Oposing the modern and post-modern grid.

The postmodernist grid no longer acted as the invisible logic “behind” the composition, but was often visually exposed and used as a subordinate decorative element. The grid was sometimes tilted and made to express antirationality and randomness. It was often coupled with other seemingly accidental marks or manually applied gestural (signature) elements, in stark contrast to the impersonal and overly rational compositions of Swiss modernism.

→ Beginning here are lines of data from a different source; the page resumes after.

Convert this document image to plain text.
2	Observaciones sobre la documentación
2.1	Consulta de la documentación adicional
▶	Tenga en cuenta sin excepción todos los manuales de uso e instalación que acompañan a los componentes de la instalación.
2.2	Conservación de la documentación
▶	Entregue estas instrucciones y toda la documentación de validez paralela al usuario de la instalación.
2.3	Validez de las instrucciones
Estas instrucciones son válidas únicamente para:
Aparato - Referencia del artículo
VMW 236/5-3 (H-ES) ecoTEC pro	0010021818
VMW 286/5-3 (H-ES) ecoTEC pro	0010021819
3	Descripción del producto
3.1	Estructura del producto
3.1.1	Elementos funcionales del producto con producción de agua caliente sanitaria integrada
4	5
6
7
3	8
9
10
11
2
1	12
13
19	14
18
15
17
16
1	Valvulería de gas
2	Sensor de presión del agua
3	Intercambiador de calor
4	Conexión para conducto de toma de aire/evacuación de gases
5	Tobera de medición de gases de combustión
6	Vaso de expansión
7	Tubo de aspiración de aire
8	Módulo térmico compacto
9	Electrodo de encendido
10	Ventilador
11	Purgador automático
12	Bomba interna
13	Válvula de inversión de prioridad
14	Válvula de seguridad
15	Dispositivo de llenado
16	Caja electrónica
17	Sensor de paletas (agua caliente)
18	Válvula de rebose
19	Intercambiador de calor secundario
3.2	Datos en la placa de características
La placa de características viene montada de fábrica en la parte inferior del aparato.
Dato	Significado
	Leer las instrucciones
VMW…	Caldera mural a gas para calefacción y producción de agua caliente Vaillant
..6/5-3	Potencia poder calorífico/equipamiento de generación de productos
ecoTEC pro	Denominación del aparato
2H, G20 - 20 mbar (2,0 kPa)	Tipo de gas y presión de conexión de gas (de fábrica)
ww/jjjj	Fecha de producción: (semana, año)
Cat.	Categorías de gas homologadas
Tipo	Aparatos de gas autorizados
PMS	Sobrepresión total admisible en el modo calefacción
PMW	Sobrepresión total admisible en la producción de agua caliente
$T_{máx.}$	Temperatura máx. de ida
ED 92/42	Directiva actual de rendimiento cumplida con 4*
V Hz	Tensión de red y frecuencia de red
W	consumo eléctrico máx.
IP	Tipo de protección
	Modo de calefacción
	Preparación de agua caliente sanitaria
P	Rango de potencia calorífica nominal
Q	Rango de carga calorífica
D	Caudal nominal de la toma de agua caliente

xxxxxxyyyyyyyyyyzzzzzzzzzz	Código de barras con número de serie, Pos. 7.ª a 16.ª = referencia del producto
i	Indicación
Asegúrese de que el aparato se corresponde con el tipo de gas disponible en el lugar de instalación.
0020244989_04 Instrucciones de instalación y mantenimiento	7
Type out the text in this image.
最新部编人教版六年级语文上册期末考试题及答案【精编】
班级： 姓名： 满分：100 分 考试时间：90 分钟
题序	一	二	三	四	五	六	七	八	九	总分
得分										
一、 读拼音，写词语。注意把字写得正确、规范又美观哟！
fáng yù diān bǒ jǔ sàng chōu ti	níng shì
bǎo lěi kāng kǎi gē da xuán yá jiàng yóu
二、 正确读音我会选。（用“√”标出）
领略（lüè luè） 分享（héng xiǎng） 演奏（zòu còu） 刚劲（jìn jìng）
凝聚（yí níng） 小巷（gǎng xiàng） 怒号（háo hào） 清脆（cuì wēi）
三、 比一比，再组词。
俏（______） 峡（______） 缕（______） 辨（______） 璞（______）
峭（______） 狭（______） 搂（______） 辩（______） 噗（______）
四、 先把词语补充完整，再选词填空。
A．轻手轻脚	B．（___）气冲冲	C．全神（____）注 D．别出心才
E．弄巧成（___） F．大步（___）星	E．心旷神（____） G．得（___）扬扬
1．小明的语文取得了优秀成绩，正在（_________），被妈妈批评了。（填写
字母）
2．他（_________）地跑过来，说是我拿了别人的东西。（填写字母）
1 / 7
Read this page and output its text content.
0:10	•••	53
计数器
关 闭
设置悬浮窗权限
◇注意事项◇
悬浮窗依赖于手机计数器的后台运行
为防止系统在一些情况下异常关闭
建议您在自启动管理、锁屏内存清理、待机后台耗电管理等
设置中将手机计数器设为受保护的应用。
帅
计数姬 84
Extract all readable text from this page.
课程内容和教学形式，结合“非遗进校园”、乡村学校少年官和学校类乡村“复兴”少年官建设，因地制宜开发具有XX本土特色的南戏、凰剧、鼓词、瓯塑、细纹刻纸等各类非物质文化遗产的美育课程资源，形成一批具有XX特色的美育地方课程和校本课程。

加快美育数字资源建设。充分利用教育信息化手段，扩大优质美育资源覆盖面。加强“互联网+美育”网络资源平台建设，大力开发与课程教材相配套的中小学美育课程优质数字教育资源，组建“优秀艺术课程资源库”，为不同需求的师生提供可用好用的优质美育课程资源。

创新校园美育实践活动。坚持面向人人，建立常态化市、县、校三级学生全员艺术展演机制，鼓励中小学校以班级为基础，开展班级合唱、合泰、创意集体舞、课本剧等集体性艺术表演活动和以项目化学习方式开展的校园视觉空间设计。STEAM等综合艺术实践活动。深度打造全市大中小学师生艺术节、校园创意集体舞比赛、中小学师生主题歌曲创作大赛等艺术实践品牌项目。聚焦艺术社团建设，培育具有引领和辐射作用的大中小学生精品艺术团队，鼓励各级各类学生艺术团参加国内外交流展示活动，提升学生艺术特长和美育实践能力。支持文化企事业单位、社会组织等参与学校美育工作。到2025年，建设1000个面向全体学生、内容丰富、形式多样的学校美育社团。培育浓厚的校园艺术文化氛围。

Usually the grid was established and then violated (ignored) or fractured along with the surface plane it defined. Both grid and composition departed radically from modernism’s functionalist ethic, sometimes to the point of sacrificing the clarity, legibility, and readability of the typographic message itself by disrupting the alignment of type or by in some way obscuring the individual words and letters. Like other manifestations of postmodern culture, the grid expresses the general theme, in opposition to modernism, of antirationality and even irrationality. The most common variations on this theme (many of which, when expressed visually as in architecture or graphic design, utilize a common iconography) include the celebration of irrational or violent phenomena, often depicted as occurring behind the veil of surface appearance, or the representation of surfaces or facades as blatantly false, sometimes with the suggestion of some unknown quantity or realm concealed behind them. In contrast to the modernist tendency to openly reveal structure and purpose via functional form, these surface planes are perforated or fractured to suggest that they are thresholds at the border of a mysterious, often nonmaterial dimension.


With few apparent alterations to the basic form itself, the grid has shifted in its meaning from a threshold between physical and superphysical worlds, to a representation of the surface of the physical world and the rational cognition which beholds it, to a threshold to the submaterial world and irrationality. In each period, the grid has thus expressed a leading conception of man and world prevalent at that time.